Mercadante criticou o alto nível de endividamento dos clubes e defendeu mudanças na administração das equipes. Para ele, o futebol pode ser utilizado como instrumento de “soft power”, ampliando a influência do Brasil no cenário internacional por meio da cultura e da imagem do país. “Nós estamos estudando o futebol brasileiro. Nós temos que mudar o modelo de gestão do futebol. Nós temos talento e falta gestão”, afirmou.

Segundo o presidente do BNDES, a instituição pretende analisar experiências adotadas em outros países. Ele destacou que os clubes brasileiros acumulam dívidas sem seguir, na avaliação dele, regras suficientes de prudência financeira. Mercadante, no entanto, não informou quando o estudo será concluído nem detalhou quais medidas poderão ser propostas.

O levantamento ocorre em um momento de crescimento das receitas do futebol brasileiro, mas também de aumento dos gastos e das dívidas. De acordo com a consultoria Sports Value, os 20 clubes de maior faturamento do país movimentaram R$ 15 bilhões em receitas em 2025, alta de 36% em relação ao ano anterior. Apesar disso, o endividamento chegou a R$ 16 bilhões, contra R$ 13,8 bilhões em 2024.
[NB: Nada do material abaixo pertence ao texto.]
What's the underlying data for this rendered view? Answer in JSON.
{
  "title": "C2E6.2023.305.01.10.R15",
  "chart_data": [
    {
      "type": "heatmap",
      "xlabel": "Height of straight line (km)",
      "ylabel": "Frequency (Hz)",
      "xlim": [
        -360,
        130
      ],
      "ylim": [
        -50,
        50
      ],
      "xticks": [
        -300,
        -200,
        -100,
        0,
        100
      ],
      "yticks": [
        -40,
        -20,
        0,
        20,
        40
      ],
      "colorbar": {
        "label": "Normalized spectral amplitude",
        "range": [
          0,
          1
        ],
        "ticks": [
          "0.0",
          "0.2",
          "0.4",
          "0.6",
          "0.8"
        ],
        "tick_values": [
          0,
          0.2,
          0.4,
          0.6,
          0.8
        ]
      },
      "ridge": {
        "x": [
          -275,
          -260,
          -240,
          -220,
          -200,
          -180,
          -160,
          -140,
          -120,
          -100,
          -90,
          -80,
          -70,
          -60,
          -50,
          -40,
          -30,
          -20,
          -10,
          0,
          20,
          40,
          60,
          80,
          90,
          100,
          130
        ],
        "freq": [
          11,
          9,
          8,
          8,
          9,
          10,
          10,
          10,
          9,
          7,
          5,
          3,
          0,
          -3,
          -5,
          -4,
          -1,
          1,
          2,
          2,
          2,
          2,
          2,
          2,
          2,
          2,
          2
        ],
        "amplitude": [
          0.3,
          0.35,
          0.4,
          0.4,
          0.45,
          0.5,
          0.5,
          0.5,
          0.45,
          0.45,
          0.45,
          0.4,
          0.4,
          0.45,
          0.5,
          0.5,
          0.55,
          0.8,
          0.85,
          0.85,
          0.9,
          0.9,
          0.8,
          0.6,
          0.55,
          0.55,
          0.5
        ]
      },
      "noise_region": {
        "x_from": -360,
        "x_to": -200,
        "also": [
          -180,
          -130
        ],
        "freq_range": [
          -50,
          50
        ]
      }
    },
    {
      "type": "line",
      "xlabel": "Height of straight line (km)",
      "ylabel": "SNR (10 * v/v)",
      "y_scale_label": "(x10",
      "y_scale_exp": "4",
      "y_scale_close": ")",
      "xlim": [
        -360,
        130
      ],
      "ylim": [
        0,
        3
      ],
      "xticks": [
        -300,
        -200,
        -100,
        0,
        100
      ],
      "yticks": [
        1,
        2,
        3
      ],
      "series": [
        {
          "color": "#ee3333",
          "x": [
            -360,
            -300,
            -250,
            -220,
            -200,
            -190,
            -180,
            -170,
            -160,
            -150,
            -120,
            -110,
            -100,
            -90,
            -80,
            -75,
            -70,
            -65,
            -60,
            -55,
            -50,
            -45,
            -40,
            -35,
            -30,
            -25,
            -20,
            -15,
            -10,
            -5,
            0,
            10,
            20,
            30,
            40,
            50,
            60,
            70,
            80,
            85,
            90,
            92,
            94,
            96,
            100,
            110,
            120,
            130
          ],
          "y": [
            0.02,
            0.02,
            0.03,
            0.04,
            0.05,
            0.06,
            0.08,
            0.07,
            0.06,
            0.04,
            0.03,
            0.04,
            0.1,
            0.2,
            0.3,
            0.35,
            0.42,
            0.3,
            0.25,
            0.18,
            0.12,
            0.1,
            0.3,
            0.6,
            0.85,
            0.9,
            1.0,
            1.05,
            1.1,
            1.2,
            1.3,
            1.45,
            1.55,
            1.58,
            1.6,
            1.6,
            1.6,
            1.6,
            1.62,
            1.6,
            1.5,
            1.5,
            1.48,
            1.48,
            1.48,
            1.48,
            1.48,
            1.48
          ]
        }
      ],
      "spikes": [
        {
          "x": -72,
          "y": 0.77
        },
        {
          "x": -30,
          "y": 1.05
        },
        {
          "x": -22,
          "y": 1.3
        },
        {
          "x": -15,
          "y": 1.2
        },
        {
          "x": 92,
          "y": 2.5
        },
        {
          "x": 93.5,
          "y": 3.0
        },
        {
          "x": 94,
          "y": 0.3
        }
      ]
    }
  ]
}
As despesas financeiras com empréstimos e atualização de débitos tributários ultrapassaram R$ 2,9 bilhões no ano passado, enquanto as obrigações tributárias somaram R$ 3,5 bilhões. A consultoria aponta ainda aumento dos custos com salários, contratações e manutenção das atividades. Corinthians, com R$ 2,44 bilhões, e Atlético-MG, com R$ 2,29 bilhões, lideraram o ranking de dívidas. Botafogo, Cruzeiro e Palmeiras completaram os cinco primeiros.

Apesar da avaliação de Mercadante sobre a falta de prudência, os clubes das Séries A e B já estão submetidos a regras de sustentabilidade financeira. O sistema estabelece exigências para o pagamento de obrigações, equilíbrio entre receitas e despesas e controle dos custos dos elencos, além de prever sanções em caso de descumprimento.

A fiscalização é atribuída à Agência Nacional de Regulação e Sustentabilidade do Futebol (Anresf), que tem entre seus eixos o acompanhamento das dívidas e da capacidade financeira dos clubes. O estudo do BNDES também deverá integrar outras áreas estratégicas, como minerais críticos e projetos de infraestrutura.